Basically, some drivers can’t be unbound, so the kernel will bind a driver, but then it’ll stick. What you want to do is set vfio to be a pre-load requirement for the GPU drivers, so vfio loads and grabs your device before nvidia/nouveau even has a chance to initialize.

I wouldnd do it the way you try. I assume you are on Debian 12 (based on your Grub config)

  • Enable virtualization features in Bios
  • enable IOMMU by adding “intel_iommu=on/amd_iommu=on” to your grub config
  • Update Grub
  • create a configfile with the PCI-IDs of the gpu in /etc/modprobe.d/
  • add necessary vfio modules to your /etc/modules file
  • regenerate your initramfs
  • reboot

You get the error in Grub because all your arguments have to be within the quotation marks.
On a modern gpu there are usually more than one device.
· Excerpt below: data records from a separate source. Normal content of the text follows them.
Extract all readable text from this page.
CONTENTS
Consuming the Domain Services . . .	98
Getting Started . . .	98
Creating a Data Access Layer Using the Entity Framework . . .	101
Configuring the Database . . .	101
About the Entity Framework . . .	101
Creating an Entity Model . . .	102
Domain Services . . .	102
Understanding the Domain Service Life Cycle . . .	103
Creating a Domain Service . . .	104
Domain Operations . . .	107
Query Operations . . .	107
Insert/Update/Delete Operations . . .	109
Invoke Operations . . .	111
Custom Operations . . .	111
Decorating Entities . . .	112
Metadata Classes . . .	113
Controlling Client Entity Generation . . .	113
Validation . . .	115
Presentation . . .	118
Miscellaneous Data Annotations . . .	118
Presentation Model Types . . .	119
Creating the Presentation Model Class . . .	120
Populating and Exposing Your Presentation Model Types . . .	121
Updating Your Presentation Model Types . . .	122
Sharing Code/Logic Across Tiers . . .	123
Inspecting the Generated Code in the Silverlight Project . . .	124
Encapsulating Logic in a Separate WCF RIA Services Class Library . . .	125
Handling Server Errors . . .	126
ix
Its the gpu, a audiodevice and a usbhub.
If you do a “lscpi -nnk” and you search for your gpu in the output, you should see something like this:

25:00.0 VGA compatible controller [0300]: Advanced Micro Devices, Inc. [AMD/ATI] Navi 23 [Radeon RX 6600/6600 XT/6600M] [1002:73ff] (rev c1)
Subsystem: Micro-Star International Co., Ltd. [MSI] MSI RX 6600XT MECH 2X [1462:5021]
Kernel driver in use: vfio-pci
Kernel modules: amdgpu
25:00.1 Audio device [0403]: Advanced Micro Devices, Inc. [AMD/ATI] Navi 21/23 HDMI/DP Audio Controller [1002:ab28]
Subsystem: Advanced Micro Devices, Inc. [AMD/ATI] Navi 21/23 HDMI/DP Audio Controller [1002:ab28]
Kernel driver in use: vfio-pci
Kernel modules: snd_hda_intel

My RX 6000 XT has of 3 PCI-IDs and all three need to be in the configfile.